L’article 22 de la loi de Développement et de Modernisation des Services Touristiques du 22 juillet 2009 a institué à titre temporaire, pour une période de 3 ans, une contribution annuelle sur les ventes de produits en restauration afin de financer le fonds de modernisation de la profession. 

Cette nouvelle contribution financière demandée aux industries hôtelières a conduit les professionnels à s’interroger pour savoir si son assiette est uniquement limitée aux ventes de produits alimentaires soumises au taux réduit de la TVA, ou doit-elle inclure aussi les ventes de boissons alcooliques. Dans ce contexte, Philippe Labbé, Président du Syndicat national de la restauration thématique et commerciale (SNRTC) a demandé au secrétaire d’État chargé du Tourisme, Hervé Novelli, d’apporter des précisions sur l’interprétation fiscale à faire sur le chiffre d’affaires concerné. Dans sa réponse, le secrétaire d’État confirme que c’est l’intégralité du chiffre d’affaires réalisé par les professionnels de la restauration (y compris donc la vente de boissons alcoolisées) qui sert de base de calcul à cette taxe fixée au taux de 0,12 %.

Cette contribution au taux de 0,12% est calculée sur la fraction qui excède 200 000 € du montant hors taxe des sommes encaissées en rémunération des ventes de produits alimentaires à consommer sur place et à emporter. En principe, les industries hôtelières relevant du régime normal d'imposition déclarent et acquittent la contribution due lors du dépôt de leur déclaration de TVA du mois de mars ou du 1er trimestre de l'année civile suivante. Exceptionnellement, au titre de l'exercice clos en 2009, un report d'un mois est accordé aux redevables pour liquider leur contribution.

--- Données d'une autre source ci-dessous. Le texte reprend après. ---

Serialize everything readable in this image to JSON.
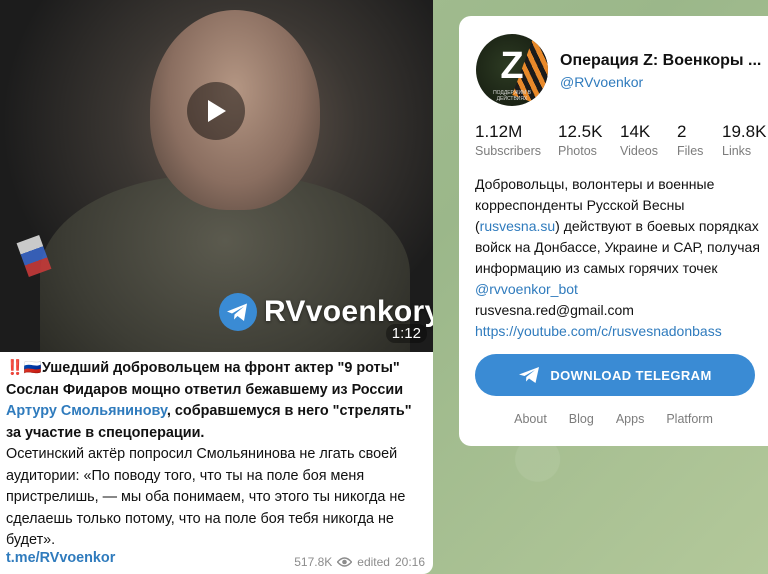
{
  "post": {
    "video": {
      "watermark_text": "RVvoenkory",
      "duration": "1:12"
    },
    "text": {
      "lead_emoji": "‼️🇷🇺",
      "headline_part1": "Ушедший добровольцем на фронт актер \"9 роты\" Сослан Фидаров мощно ответил бежавшему из России ",
      "headline_link": "Артуру Смольянинову",
      "headline_part2": ", собравшемуся в него \"стрелять\" за участие в спецоперации.",
      "body": "Осетинский актёр попросил Смольянинова не лгать своей аудитории: «По поводу того, что ты на поле боя меня пристрелишь, — мы оба понимаем, что этого ты никогда не сделаешь только потому, что на поле боя тебя никогда не будет»."
    },
    "footer_link": "t.me/RVvoenkor",
    "views": "517.8K",
    "edited_label": "edited",
    "time": "20:16"
  },
  "channel": {
    "title": "Операция Z: Военкоры ...",
    "handle": "@RVvoenkor",
    "avatar": {
      "letter": "Z",
      "caption": "ПОДДЕРЖИМ В ДЕЙСТВИЯХ"
    },
    "stats": [
      {
        "value": "1.12M",
        "label": "Subscribers"
      },
      {
        "value": "12.5K",
        "label": "Photos"
      },
      {
        "value": "14K",
        "label": "Videos"
      },
      {
        "value": "2",
        "label": "Files"
      },
      {
        "value": "19.8K",
        "label": "Links"
      }
    ],
    "description": {
      "part1": "Добровольцы, волонтеры и военные корреспонденты Русской Весны (",
      "link1": "rusvesna.su",
      "part2": ") действуют в боевых порядках войск на Донбассе, Украине и САР, получая информацию из самых горячих точек ",
      "link2": "@rvvoenkor_bot",
      "email": "rusvesna.red@gmail.com",
      "link3": "https://youtube.com/c/rusvesnadonbass"
    },
    "download_label": "DOWNLOAD TELEGRAM",
    "nav": [
      "About",
      "Blog",
      "Apps",
      "Platform"
    ]
  },
  "colors": {
    "accent": "#3a8bd4",
    "link": "#2f7bbd",
    "background": "#9fbb8e"
  }
}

Dès lors : -* les redevables soumis à des obligations mensuelles procèderont à la liquidation de leur contribution sur l'imprimé 3310 A annexé à la déclaration du mois d'avril 2010 déposée en mai 2010 ; -* les redevables soumis à des obligations trimestrielles procèderont à la liquidation de la contribution par le dépôt d'une déclaration complémentaire en mai 2010. -* Concernant le calcul de la base d’imposition de cette contribution, nous vous invitons à consulter l’instruction fiscale accessible sur le site Internet www.légifrance.gouv.fr (cliquer sur «Autres publications légales», puis sur «Instructions et circulaires applicables »).

Extrait de la lettre détaillée du secrétaire d’Etat en charge du Tourisme : « …Votre courrier appelle de ma part les observations suivantes : Les organisations professionnelles du secteur «hôtels-cafés-restaurants » et l’État ont signé un Contrat d’avenir le 28 avril 2009 prévoyant les contreparties et les engagements de la profession à la suite de la baisse du taux de TVA dans la restauration à 5,5 % à compter du 1er juillet 2009. À travers ce contrat, les organisations se sont engagées à répercuter totalement les gains obtenus sur la baisse des prix, la création d’emplois, l’amélioration de la situation des salariés et la modernisation du secteur. La contribution sur le chiffre d’affaires, instaurée par l’article 22 de la loi n°2009-888 du 22 juillet 2009 sur le développement et la modernisation des services touristiques, a été instituée afin de financer le fonds de modernisation de la restauration (FMR) destiné à aider les professionnels de la restauration à rénover leurs établissements et à améliorer l’accueil en vue de développer leur activité et les emplois, et respecter ainsi un des engagements du contrat. Cette contribution est calculée sur la fraction du chiffre d’affaires annuel réalisé au cours du dernier exercice clos, au titre de l’ensemble des ventes et produits alimentaires, supérieure à 200 000 euros, à laquelle est appliquée un taux de 0,12 %. Il semble naturel de soumettre à la contribution l’intégralité du chiffre d’affaires sur les services de restauration des «hôtels-cafés-restaurants » destinataires du fonds de modernisation, dès lors qu’ils commercialisent également des boissons alcooliques…»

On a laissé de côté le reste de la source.